Line of Sight

The job was just a check-in.
No install, no repairs. Just make sure the off-grid repeater at Two Rock Hollow was still talking to the mesh.
An old grower named Jasper had set it up with me a year prior—solar-powered, onion-routed, and buried under enough chicken wire and rubber to fool thermal scans.

He paid in dried apricots and hash oil. My kind of client.

But when I rolled in, I felt it—off. The silence was too clean.
No wind chimes, no dogs. And the goats were all leashed under tarp.
In grower country, that’s code for something’s watching.

Jasper met me at the top of the slope, hat crushed, hands shaking.

“It’s Cody,” he said. “He fucked up.”


Cody was his 15-year-old son.
Smart kid. Used to shadow me when I’d install weather nodes or jailbreak old Starlink dishes. Had that look—like he was always five seconds into the future.

Turns out Cody got a drone for his birthday and thought it’d be fun to shoot some cinematic footage of the valley.
Didn’t realize the drone’s controller was bound to a public telemetry logging system—default settings, wide open.

A defense subcontractor scraping public feeds pulled the footage.
And someone in their ranks saw more than redwoods and hills:
they saw solar lines leading to a non-registered parcel, visible irrigation trenches, and what looked like a drying shed with no permit.

Cody’s drone data had a GPS stamp.
A week later, they were watching.


“They came yesterday,” Jasper told me.
“Didn’t say ‘DEA.’ Didn’t say shit. Just black boots, black Suburban, and a smile that knew something.”

They didn’t arrest anyone.
They just “surveyed.” Logged coordinates.
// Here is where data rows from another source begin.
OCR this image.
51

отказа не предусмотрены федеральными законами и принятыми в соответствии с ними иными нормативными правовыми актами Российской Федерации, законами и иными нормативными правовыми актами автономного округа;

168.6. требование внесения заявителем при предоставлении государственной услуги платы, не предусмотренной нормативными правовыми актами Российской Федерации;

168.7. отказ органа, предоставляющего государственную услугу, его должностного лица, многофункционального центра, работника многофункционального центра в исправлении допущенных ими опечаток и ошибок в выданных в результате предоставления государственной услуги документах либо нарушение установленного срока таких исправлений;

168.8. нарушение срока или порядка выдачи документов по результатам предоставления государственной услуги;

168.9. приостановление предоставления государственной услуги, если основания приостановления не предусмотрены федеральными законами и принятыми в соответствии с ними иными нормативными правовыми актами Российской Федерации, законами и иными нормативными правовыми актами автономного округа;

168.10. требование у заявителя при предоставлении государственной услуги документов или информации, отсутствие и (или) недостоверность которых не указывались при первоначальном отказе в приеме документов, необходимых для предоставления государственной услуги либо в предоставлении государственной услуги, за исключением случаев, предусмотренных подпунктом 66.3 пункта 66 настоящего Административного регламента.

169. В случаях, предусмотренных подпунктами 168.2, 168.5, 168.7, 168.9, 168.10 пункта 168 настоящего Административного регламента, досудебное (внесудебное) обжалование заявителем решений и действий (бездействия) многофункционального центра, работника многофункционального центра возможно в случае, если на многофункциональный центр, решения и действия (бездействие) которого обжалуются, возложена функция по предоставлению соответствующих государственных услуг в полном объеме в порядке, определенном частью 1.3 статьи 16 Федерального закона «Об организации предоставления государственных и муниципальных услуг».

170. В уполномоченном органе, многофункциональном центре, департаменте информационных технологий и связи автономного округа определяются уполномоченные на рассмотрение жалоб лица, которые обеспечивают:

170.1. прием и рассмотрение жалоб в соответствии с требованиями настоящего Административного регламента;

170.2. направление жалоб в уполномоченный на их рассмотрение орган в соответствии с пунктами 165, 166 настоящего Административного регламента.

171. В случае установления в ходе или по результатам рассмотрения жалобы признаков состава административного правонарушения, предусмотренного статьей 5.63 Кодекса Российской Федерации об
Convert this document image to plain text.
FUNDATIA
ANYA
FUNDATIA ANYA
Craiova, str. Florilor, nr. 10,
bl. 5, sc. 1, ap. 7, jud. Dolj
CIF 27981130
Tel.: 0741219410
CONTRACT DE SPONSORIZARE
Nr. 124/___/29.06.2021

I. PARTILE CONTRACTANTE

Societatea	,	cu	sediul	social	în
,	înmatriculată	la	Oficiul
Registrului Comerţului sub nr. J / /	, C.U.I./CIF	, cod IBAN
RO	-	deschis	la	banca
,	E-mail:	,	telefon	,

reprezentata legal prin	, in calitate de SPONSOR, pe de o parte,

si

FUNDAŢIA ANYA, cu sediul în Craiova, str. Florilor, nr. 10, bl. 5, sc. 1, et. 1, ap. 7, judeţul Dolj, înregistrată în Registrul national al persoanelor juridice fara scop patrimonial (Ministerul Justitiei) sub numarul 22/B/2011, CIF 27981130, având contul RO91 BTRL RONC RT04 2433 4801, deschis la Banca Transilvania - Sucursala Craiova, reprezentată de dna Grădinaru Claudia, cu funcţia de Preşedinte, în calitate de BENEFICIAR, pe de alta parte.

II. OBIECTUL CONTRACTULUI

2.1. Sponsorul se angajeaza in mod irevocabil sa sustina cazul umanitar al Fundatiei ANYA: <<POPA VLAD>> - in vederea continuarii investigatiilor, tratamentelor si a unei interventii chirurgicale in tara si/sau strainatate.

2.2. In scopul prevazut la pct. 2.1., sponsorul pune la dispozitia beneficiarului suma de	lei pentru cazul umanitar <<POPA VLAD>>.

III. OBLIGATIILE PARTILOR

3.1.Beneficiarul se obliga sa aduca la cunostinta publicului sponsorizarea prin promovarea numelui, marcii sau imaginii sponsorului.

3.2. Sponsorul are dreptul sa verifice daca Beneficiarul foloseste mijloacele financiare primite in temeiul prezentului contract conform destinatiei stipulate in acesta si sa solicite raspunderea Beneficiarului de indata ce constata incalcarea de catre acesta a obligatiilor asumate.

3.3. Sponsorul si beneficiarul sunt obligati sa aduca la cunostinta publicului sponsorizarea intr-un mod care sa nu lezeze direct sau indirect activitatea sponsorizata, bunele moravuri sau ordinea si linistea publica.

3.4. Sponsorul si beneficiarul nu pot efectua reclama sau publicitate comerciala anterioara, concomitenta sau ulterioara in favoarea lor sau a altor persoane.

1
Left a card with a QR code.
Cody hadn’t been seen since the morning after.

I walked the ridge with the repeater in my pack and the old signal scanner clipped to my belt.

Found Cody in the chicken coop.
Scared shitless, hiding under straw and watching a livestream of himself on a burner phone.
Someone had hacked the drone’s local storage and was looping his footage with thermal overlays and targeting coordinates.

A scare tactic. Government contractor playbook.
They don’t kill you.
They convince you to burn your own house down.


I had 20 minutes before the next drone sweep.
I flashed a dummy signal—an old Sinaloa protocol that mimics growhouse logistics—and let it broadcast from an abandoned hillside 20 miles north.

Then I threw Cody’s drone into a metal barrel and pissed on it.

We pulled the repeater, rerouted through a friendly church WiFi six counties away, and buried the rest in silence.


Cody’s gone now.
Not dead—just relocated, rebranded, renamed.
He’s a “weather intern” somewhere in Humboldt, supposedly.
Still flies drones—but only for me.

And Jasper?
He built a greenhouse with no walls and sells lavender to tourists.